If the search succeeds the drag method tends to be quite efficient in terms of number of force evaluations, however, there are many cases for which the method fails to find the saddle point.

3.11.2. Elastic Band Method

In the elastic band method, a string of images \(R_{i}\) are connected by springs to form a path from reactants \(R_{0}\) to products \(R_{N}\), where \(R_{i}\) is a vector of all positions of atoms in image \(i\). The springs connect each atom of one image \(i\) to the corresponding atom in neighboring images \(i-1\) and \(i+1\). The resulting chains of springs between atoms of the initial and final image keep the intermediate images on track. The strength of the spring connections is given by a spring constant \(k\).

The initial path of images is created as close as possible to the minimum energy path. A linear interpolation between initial and final configuration is usually applied as the initial path. However, there are cases where linear interpolation fails such as strongly non-linear pathways or situations where linear interpolation moves atoms too close to each other.

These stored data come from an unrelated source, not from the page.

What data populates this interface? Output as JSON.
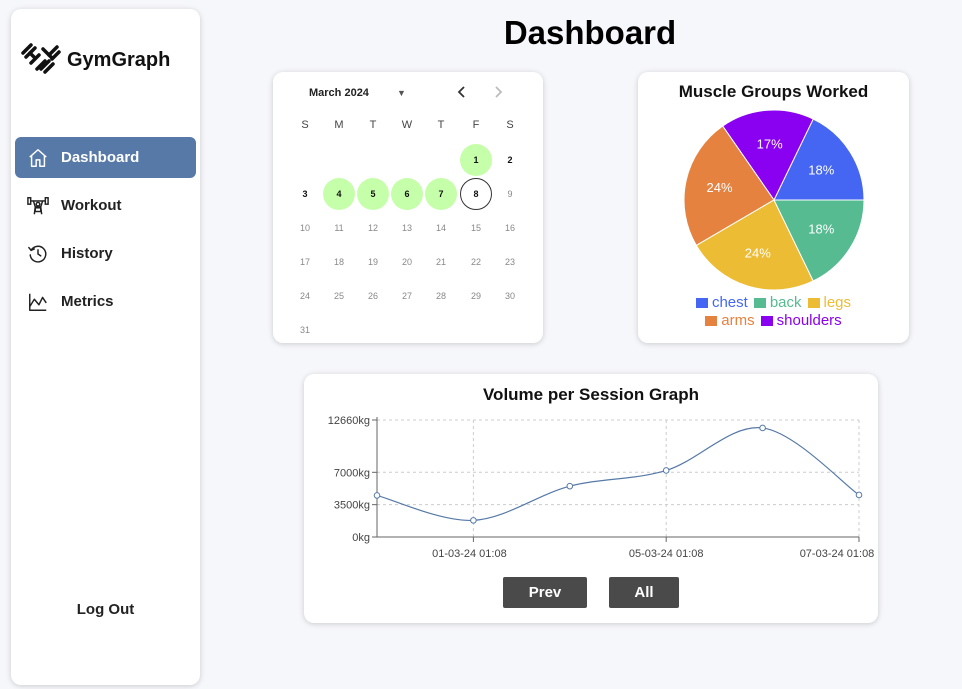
{
  "app": {
    "brand": "GymGraph",
    "page_title": "Dashboard"
  },
  "sidebar": {
    "items": [
      {
        "label": "Dashboard",
        "icon": "home-icon",
        "active": true
      },
      {
        "label": "Workout",
        "icon": "weightlifter-icon",
        "active": false
      },
      {
        "label": "History",
        "icon": "history-icon",
        "active": false
      },
      {
        "label": "Metrics",
        "icon": "chart-icon",
        "active": false
      }
    ],
    "logout_label": "Log Out",
    "active_color": "#5679a7"
  },
  "calendar": {
    "month_label": "March 2024",
    "weekdays": [
      "S",
      "M",
      "T",
      "W",
      "T",
      "F",
      "S"
    ],
    "days_in_month": 31,
    "first_weekday": 5,
    "current_through": 8,
    "workout_days": [
      1,
      4,
      5,
      6,
      7
    ],
    "today": 8,
    "highlight_color": "#c6ffa9"
  },
  "muscle_chart": {
    "title": "Muscle Groups Worked",
    "chart_data": {
      "type": "pie",
      "slices": [
        {
          "label": "chest",
          "value": 18,
          "color": "#4466f2"
        },
        {
          "label": "shoulders",
          "value": 17,
          "color": "#8a00f0"
        },
        {
          "label": "arms",
          "value": 24,
          "color": "#e68240"
        },
        {
          "label": "legs",
          "value": 24,
          "color": "#edbc35"
        },
        {
          "label": "back",
          "value": 18,
          "color": "#56bb91"
        }
      ],
      "legend_order": [
        "chest",
        "back",
        "legs",
        "arms",
        "shoulders"
      ],
      "value_suffix": "%"
    }
  },
  "volume_chart": {
    "title": "Volume per Session Graph",
    "chart_data": {
      "type": "line",
      "ylim": [
        0,
        12660
      ],
      "y_ticks": [
        {
          "value": 0,
          "label": "0kg"
        },
        {
          "value": 3500,
          "label": "3500kg"
        },
        {
          "value": 7000,
          "label": "7000kg"
        },
        {
          "value": 12660,
          "label": "12660kg"
        }
      ],
      "x_tick_labels": [
        "01-03-24 01:08",
        "05-03-24 01:08",
        "07-03-24 01:08"
      ],
      "series": [
        {
          "values": [
            4500,
            1800,
            5500,
            7200,
            11800,
            4550
          ],
          "color": "#5679a7"
        }
      ]
    },
    "prev_label": "Prev",
    "all_label": "All"
  }
}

For these processes, the string of initial images may require a guideline about the expected pathway.

The string of images \(\left[ R_{0},R_{1},R_{2},...,R_{N} \right]\) has fixed endpoints \(R_{0}\) and \(R_{N}\), whereas the \(N-1\) intermediate images are adjusted by an optimization procedure. In the elastic band method an object function can be constructed as

(3)\[S \left( R_{1},R_{2},...,R_{N} \right) = \sum_{i=1}^{N-1} E (R_{i}) + \sum_{i=1}^{N} \dfrac{k}{2} \left( R_{i} - R_{i-1} \right)^2\]

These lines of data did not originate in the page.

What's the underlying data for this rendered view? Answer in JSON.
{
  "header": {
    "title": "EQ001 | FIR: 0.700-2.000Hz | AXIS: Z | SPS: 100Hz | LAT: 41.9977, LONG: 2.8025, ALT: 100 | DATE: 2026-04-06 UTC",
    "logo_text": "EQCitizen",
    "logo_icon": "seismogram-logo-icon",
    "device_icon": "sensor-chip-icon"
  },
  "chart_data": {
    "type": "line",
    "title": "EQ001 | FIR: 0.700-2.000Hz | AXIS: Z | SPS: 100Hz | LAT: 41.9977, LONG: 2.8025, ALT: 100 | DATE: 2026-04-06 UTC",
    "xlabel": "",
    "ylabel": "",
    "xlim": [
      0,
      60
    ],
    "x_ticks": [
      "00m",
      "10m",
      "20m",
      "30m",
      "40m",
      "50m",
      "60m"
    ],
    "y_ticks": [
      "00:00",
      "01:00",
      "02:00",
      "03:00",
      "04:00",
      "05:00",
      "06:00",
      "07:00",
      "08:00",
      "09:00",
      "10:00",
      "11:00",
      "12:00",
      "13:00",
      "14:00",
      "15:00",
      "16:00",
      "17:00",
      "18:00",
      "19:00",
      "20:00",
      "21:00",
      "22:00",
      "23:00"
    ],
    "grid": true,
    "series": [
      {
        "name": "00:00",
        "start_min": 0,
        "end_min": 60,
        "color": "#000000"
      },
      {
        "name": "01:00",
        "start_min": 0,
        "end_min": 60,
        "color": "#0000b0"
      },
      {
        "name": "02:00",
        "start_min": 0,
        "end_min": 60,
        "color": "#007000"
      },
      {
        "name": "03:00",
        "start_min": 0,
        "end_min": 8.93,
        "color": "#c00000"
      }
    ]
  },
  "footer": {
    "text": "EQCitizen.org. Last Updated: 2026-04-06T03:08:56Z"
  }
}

and the set of intermediate images \(\left[ R_{0},R_{1},R_{2},...,R_{N} \right]\) can be relaxed to the minimum energy path by minimization of the object function. In practice, however, the TSS module does not make use of the object function for minimization purposes. The string of images is rather optimized by the minimization of all forces on all atoms including spring force components. Nevertheless, due to the mere existence of an object function the convergence behavior is usually much better than for the nudged elastic band approach.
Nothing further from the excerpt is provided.